- Seven months after announcing plans to merge, virtual care company Doctor on Demand and clinical navigator Grand Rounds are launching a new brand for their combined company: Included Health.
- The name is meant to stress how the entity offers mental and behavioral healthcare, primary care, chronic care, specialty care, care for LGBTQ individuals and patient navigation tools all under the same roof, Included President Robin Glass and Chief Medical Officer Ian Tong told Healthcare Dive.
- The inspiration for the rebrand came from Included Health, a care navigation platform for the LGBTQ community, which Doctor on Demand and Grand Rounds acquired in May in a bid to strengthen their offerings for the underserved population. Included, which covers just under 100 million members, declined to share how much it is investing in the rebrand.
Doctor on Demand and Grand Rounds have operated under their own brands since mid-March, when the two first announced plans to merge, creating a multibillion-dollar digital health firm. The goal of the two was was to integrate medical and behavioral healthcare with patient navigation to try to better coordinate care in the fragmented U.S. medical system.
The company embarked on a months-long rebranding process, and after acquiring Included in May quickly realized the name hit a sweet spot for their aspirations in U.S. healthcare.
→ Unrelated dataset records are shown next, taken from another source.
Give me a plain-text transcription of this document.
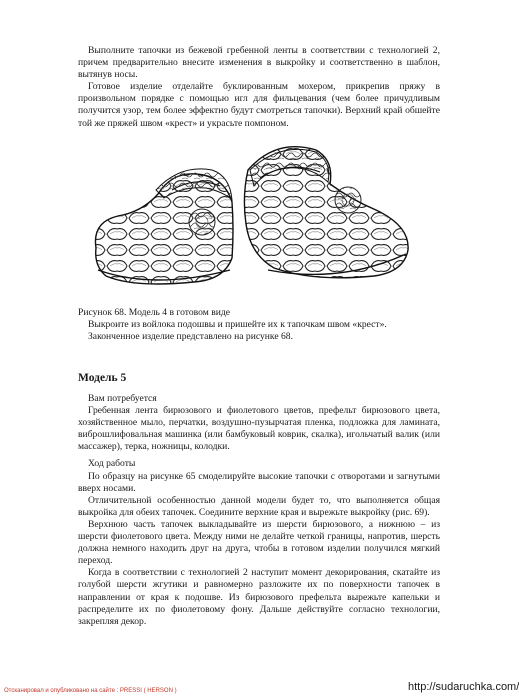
Выполните тапочки из бежевой гребенной ленты в соответствии с технологией 2, причем предварительно внесите изменения в выкройку и соответственно в шаблон, вытянув носы.

Готовое изделие отделайте буклированным мохером, прикрепив пряжу в произвольном порядке с помощью игл для фильцевания (чем более причудливым получится узор, тем более эффектно будут смотреться тапочки). Верхний край обшейте той же пряжей швом «крест» и украсьте помпоном.

Рисунок 68. Модель 4 в готовом виде

Выкроите из войлока подошвы и пришейте их к тапочкам швом «крест».

Законченное изделие представлено на рисунке 68.

Модель 5

Вам потребуется

Гребенная лента бирюзового и фиолетового цветов, префельт бирюзового цвета, хозяйственное мыло, перчатки, воздушно-пузырчатая пленка, подложка для ламината, виброшлифовальная машинка (или бамбуковый коврик, скалка), игольчатый валик (или массажер), терка, ножницы, колодки.

Ход работы

По образцу на рисунке 65 смоделируйте высокие тапочки с отворотами и загнутыми вверх носами.

Отличительной особенностью данной модели будет то, что выполняется общая выкройка для обеих тапочек. Соедините верхние края и вырежьте выкройку (рис. 69).

Верхнюю часть тапочек выкладывайте из шерсти бирюзового, а нижнюю – из шерсти фиолетового цвета. Между ними не делайте четкой границы, напротив, шерсть должна немного находить друг на друга, чтобы в готовом изделии получился мягкий переход.

Когда в соответствии с технологией 2 наступит момент декорирования, скатайте из голубой шерсти жгутики и равномерно разложите их по поверхности тапочек в направлении от края к подошве. Из бирюзового префельта вырежьте капельки и распределите их по фиолетовому фону. Дальше действуйте согласно технологии, закрепляя декор.

Отсканировал и опубликовано на сайте : PRESSI ( HERSON )	http://sudaruchka.com/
"It's this idea that healthcare should be more comprehensive, should feel like something where you’re not getting nickeled and dimed and contorting yourself in to the healthcare system, but that the healthcare system is wrapping itself around you in an inclusive and comprehensive way," Glass said.
Over the past year and a half, virtual care companies that sell to payers, such as Included and its peers Teladoc and Amwell, have raced to build out end-to-end offerings to differentiate themselves in an increasingly competitive market.
The goal is to become a one-stop-shop for digitally delivered care, making telemedicine providers more attractive to potential employers and health plans increasingly look to rely on one player for more of their virtual care needs to lower costs. Some private payers have even folded in traditional telehealth vendors to achieve this aim.
That's kicked investment activity, public exits and M&A up to a feverish pitch. Last year, Teladoc had two major acquisitions, of chronic care manager Livongo for $18.5 billion and provider-focused vendor InTouch Health for $150 million; while Amwell snapped up two digital health startups focused on behavioral and longitudinal care in July. Meanwhile, health insurer Cigna's acquisition of telehealth provider MDLive was completed in April.
But Glass stressed Included is different from other companies in the market due to its technology platform, deep data integration and focus on previously underrecognized needs, like LGBTQ and mental health.
Clients' response to the combined entity has been "fabulous," Glass said. "There’s a lot of mergers going on but if you look under the hood there’s not a lot of building the deep integration that we’re building."
Included's broad patient data informs its clinical interactions, but also allows it to guide patients through virtual care and to needed in-person services in their communities, according to management. That's part of Included's goal to provide a more integrated clinical experience, which could see the vendor partnering with local providers and community groups.
"There's more we're going to be expanding into in terms of the clinical scope of what we offer in different areas of specialty care, for example," Glass said. "There's also a lot of room in the direction of extending out into the community and really reaching the member where they are, whether that's in their home or a different care setting."
Included also plans to double down on its focus on traditionally underserved populations. Its May acquisition of Included, a care navigator for lesbian, gay and transgender patients, as well as Black, indigenous and people of color, was the first of an LGBTQ-specific platform by a major telehealth company.
And in September, Included announced it was teaming up with a group of large employers including Walmart and Target to create a digital health program aiming to reduce health disparities for Black Americans.
Tong, who is an executive leader over that work, said he's most excited about Included's efforts to create culturally responsive care journeys.
"I look forward to that becoming a competitive differentiator," Tong said.